Is there really a specific number you can apply to how much sex you should be having with your partner? It’s hard to say. However, recent research reveals that having sex once a week brings a stronger connection with your partner and along with great relationship satisfaction, but the frequency of sex is dependent on your relationship dynamics and what’s enjoyable for you. There are also several underlying factors that can contribute to having less sex than usual with your partner.
Here are certain factors that can affect how often a couple has sex:
A person’s overall health: Sometimes, the lack of sex drive or desire can be due to medical conditions, medications, and stress. More specifically, for example, women experiencing hormonal changes during menstruation, pregnancy, and menopause. Additionally, males with low testosterone may become less interested in sex. Depression and antidepressants can also decrease and alter a person’s libido.
Age: People may be more likely to have less sex as they age. This can have an association with a person’s health and hormonal changes.
Relationship changes: As life continues, things change, especially if you’re in a long-term relationship. It is imperative for couples to recognize how things have changed in their relationship and then develop and maintain open communication to discuss their sexual needs.

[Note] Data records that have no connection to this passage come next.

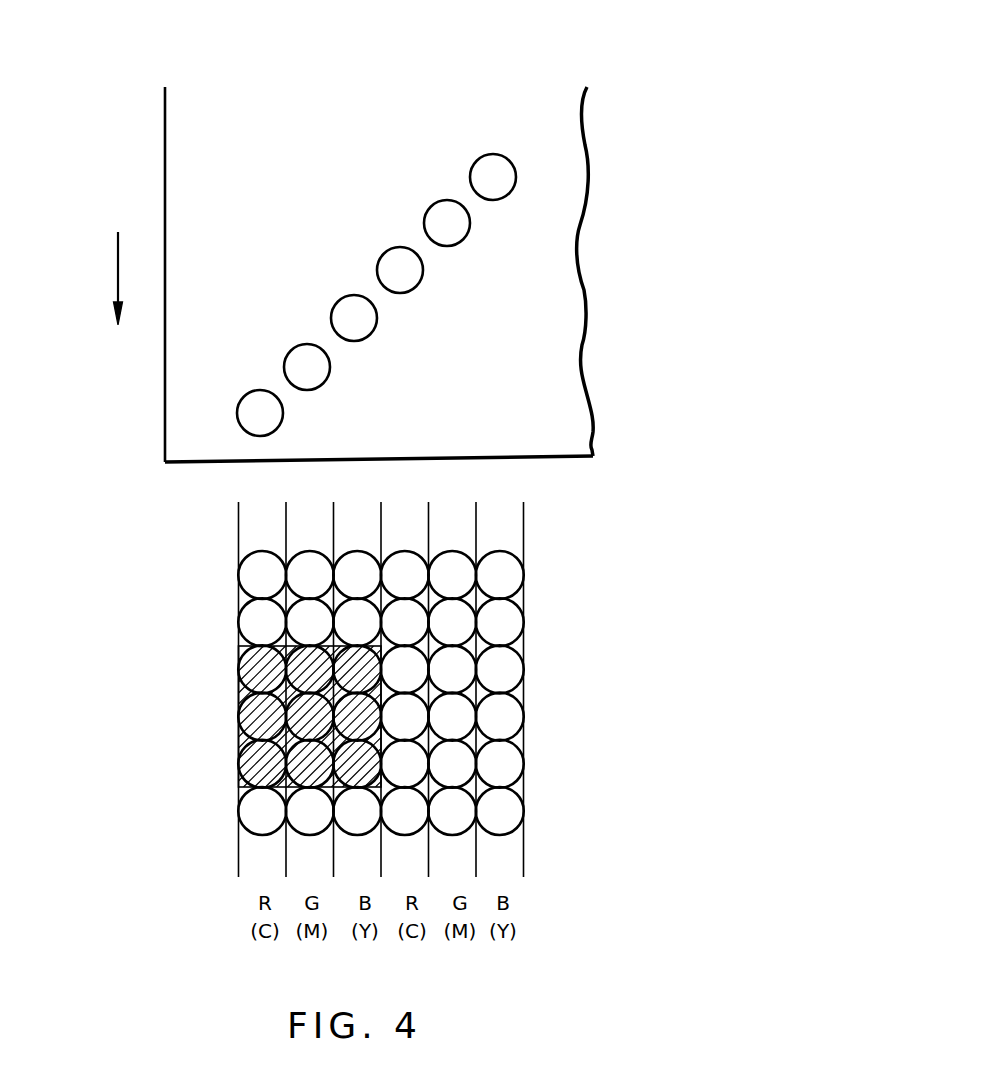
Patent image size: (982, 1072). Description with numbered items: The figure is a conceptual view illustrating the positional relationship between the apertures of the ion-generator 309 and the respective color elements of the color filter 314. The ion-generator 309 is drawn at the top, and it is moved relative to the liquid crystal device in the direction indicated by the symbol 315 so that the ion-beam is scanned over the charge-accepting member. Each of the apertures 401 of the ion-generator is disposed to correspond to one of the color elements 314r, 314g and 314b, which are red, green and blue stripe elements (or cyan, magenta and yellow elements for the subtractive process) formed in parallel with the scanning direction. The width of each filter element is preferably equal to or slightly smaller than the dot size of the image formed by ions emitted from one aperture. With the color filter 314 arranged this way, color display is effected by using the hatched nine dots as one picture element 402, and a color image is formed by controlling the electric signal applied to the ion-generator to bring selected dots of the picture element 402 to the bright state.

The ion-generator 309 is at (637, 26).
The apertures of the ion-generator 401 is at (500, 168).
The direction of movement of the ion-generator 315 is at (118, 257).
The color filter 314 is at (318, 689).
The red color element 314r is at (252, 508).
The green color element 314g is at (300, 520).
The blue color element 314b is at (357, 527).
The picture element 402 is at (252, 728).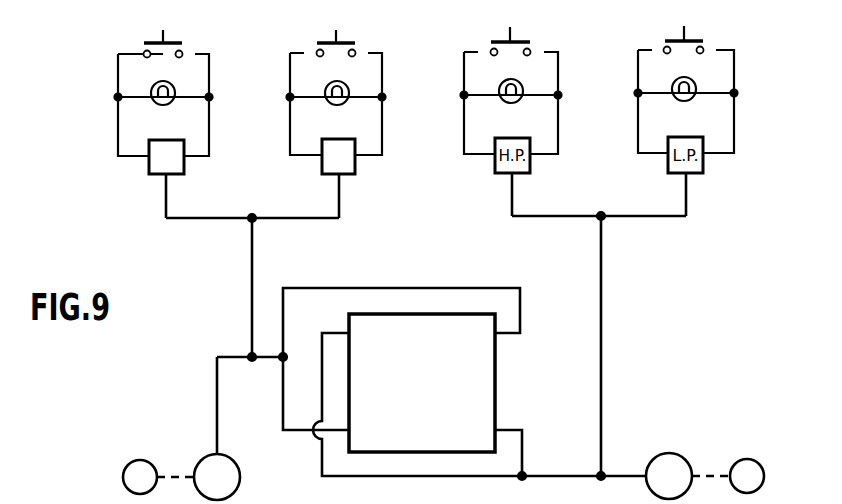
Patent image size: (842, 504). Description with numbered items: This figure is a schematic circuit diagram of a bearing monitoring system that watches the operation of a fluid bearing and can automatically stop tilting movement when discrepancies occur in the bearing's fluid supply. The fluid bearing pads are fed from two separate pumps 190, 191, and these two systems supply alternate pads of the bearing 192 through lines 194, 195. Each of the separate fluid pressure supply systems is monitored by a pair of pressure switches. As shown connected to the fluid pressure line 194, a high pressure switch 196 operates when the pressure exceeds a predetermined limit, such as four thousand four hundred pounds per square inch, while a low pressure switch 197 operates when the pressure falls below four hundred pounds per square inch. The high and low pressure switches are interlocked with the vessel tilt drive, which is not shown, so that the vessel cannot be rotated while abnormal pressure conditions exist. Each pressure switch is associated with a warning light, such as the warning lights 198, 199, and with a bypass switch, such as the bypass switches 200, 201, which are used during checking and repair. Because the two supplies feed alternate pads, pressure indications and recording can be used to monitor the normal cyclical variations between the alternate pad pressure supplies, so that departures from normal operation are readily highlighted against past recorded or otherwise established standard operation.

The pump 190 is at (242, 474).
The pump 191 is at (688, 460).
The bearing 192 is at (409, 395).
The line 194 is at (217, 412).
The line 195 is at (552, 473).
The high pressure switch 196 is at (148, 168).
The low pressure switch 197 is at (324, 171).
The warning light 198 is at (166, 105).
The warning light 199 is at (339, 105).
The bypass switch 200 is at (172, 41).
The bypass switch 201 is at (349, 41).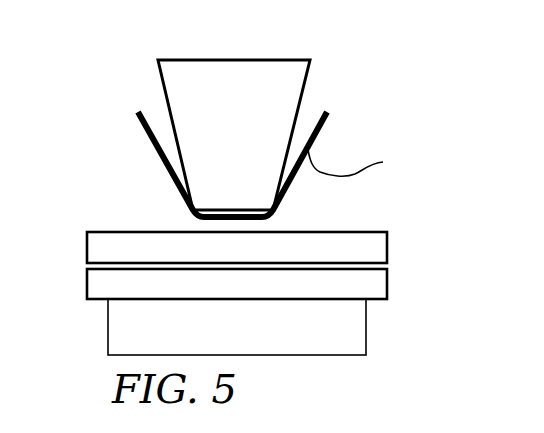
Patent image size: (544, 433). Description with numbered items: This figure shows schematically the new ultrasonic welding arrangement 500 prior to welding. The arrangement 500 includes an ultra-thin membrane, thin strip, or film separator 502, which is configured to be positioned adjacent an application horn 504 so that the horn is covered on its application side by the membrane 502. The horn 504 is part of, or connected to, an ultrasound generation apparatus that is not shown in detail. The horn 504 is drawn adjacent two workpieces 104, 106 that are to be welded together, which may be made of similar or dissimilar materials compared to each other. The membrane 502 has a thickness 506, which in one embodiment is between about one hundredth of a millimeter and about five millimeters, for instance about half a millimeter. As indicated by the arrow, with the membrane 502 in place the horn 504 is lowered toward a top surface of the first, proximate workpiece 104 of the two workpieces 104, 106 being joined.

The ultrasonic welding arrangement 500 is at (380, 36).
The membrane 502 is at (308, 150).
The application horn 504 is at (159, 60).
The thickness 506 is at (168, 108).
The first workpiece 104 is at (387, 234).
The second workpiece 106 is at (387, 290).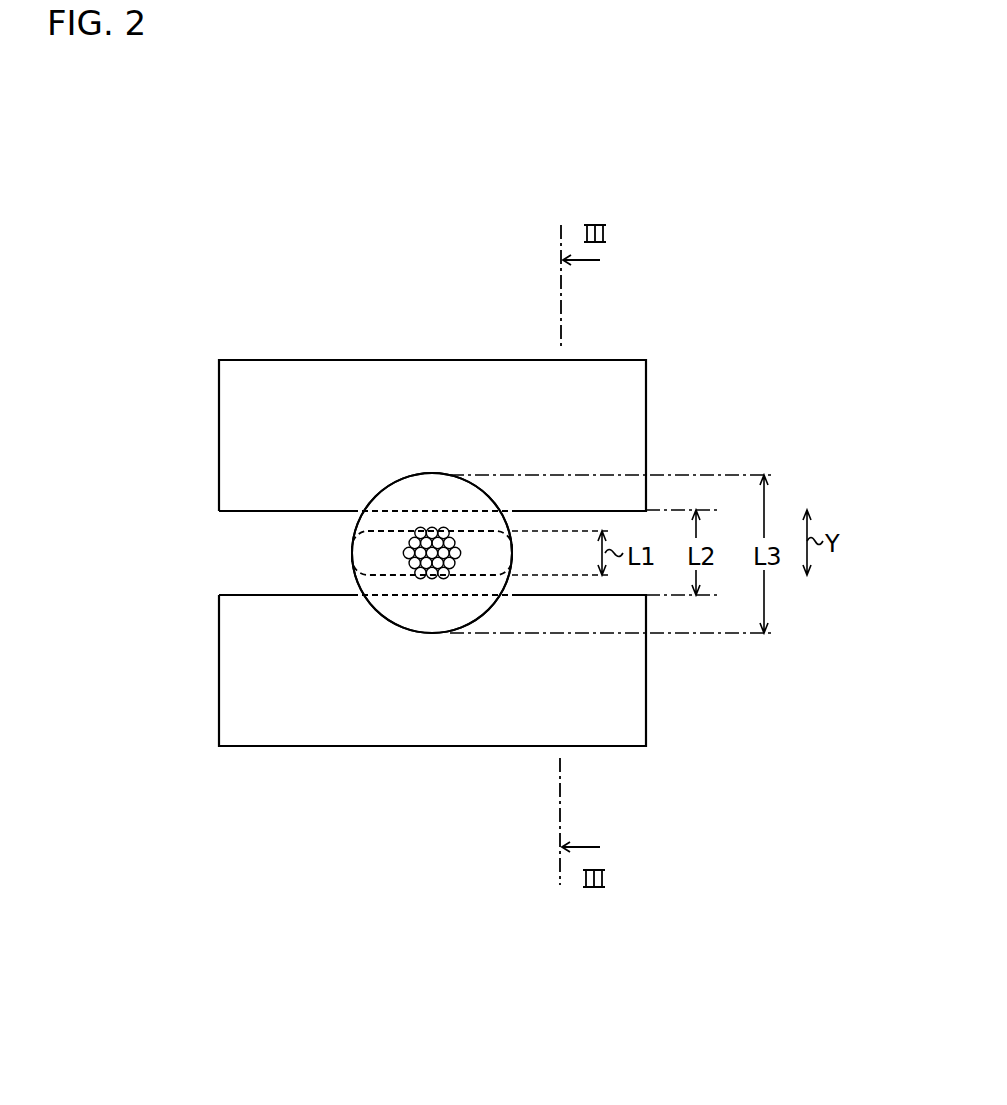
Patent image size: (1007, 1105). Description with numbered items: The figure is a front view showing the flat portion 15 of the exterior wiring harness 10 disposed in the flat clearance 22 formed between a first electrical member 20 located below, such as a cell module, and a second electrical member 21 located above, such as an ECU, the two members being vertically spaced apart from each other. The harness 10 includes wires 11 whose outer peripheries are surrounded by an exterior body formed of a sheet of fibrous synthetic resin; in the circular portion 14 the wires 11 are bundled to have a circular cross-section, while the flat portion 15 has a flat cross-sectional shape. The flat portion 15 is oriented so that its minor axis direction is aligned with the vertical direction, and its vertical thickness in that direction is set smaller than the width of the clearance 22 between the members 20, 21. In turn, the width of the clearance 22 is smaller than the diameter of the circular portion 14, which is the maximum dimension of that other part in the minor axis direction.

The exterior wiring harness 10 is at (381, 462).
The wires 11 is at (416, 567).
The circular portion 14 is at (403, 497).
The flat portion 15 is at (375, 531).
The first electrical member 20 is at (617, 705).
The second electrical member 21 is at (617, 397).
The clearance 22 is at (288, 511).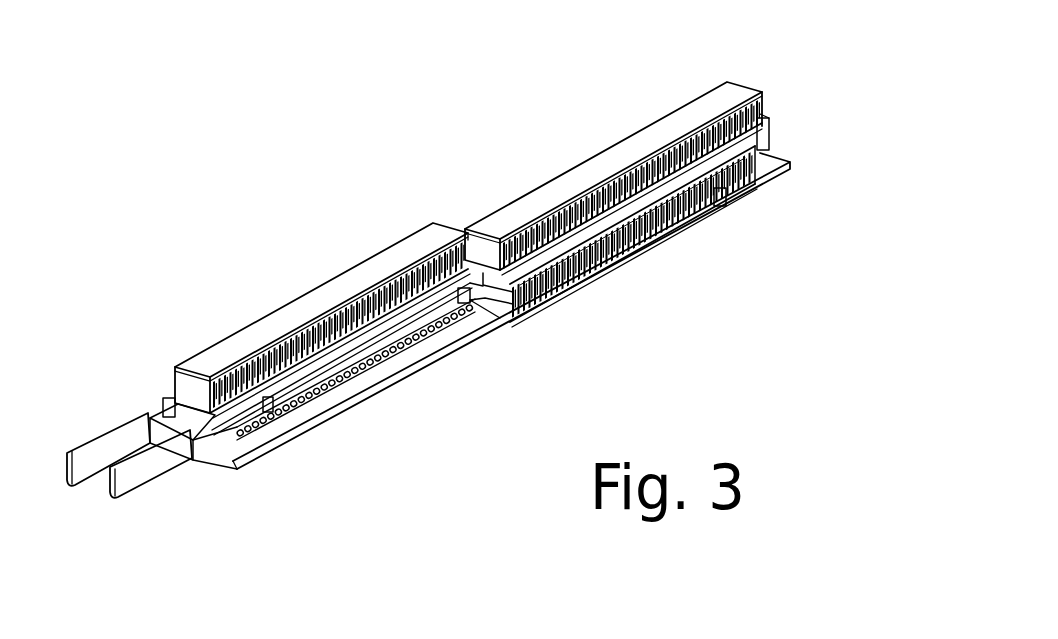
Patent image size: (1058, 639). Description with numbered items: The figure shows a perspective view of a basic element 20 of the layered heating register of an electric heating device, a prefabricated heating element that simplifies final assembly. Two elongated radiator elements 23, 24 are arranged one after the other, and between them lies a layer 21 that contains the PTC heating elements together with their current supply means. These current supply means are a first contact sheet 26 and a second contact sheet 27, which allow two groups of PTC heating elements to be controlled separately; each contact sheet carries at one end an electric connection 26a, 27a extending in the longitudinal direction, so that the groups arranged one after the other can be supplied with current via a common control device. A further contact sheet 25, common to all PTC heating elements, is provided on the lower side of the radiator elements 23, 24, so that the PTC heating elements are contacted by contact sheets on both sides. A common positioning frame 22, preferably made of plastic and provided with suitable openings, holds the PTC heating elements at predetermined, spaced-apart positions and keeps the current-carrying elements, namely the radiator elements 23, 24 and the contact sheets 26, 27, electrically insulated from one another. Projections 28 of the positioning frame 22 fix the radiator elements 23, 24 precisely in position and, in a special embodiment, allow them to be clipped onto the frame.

The basic element 20 is at (354, 72).
The layer 21 is at (790, 116).
The positioning frame 22 is at (575, 283).
The radiator element 23 is at (280, 323).
The radiator element 24 is at (595, 166).
The contact sheet 25 is at (384, 397).
The first contact sheet 26 is at (170, 400).
The electric connection 26a is at (90, 454).
The second contact sheet 27 is at (406, 322).
The electric connection 27a is at (150, 469).
The projections 28 is at (273, 411).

Life events: Work or family responsibilities, including day-to-day responsibilities, leaving you tired and preoccupied. As a solution, couples should try to schedule date nights and nurture their relationship.
Here’s what you could do to have more sex with your partner:
Try attending sex therapy with your partner to boost your sex drive. Sex therapy usually includes regular appointments to discuss sexual interests, desires, and needs openly with your partner. Some therapists may even include homework that will explore themes: experimentation, sensate focus, education, and communication:
Experimentation: This technique can include role play, using sex toys, or trying different positions.
Sensate focus: These are mainly trust exercises. Couples can leverage this technique by touching that is not sexual, then progress to touching the genitals, and ending with penetration.
Education: The therapists or sex experts can share learning resources, such as books or various exercises.
Communication: The therapist may ask people to practice open communication about their sexual needs.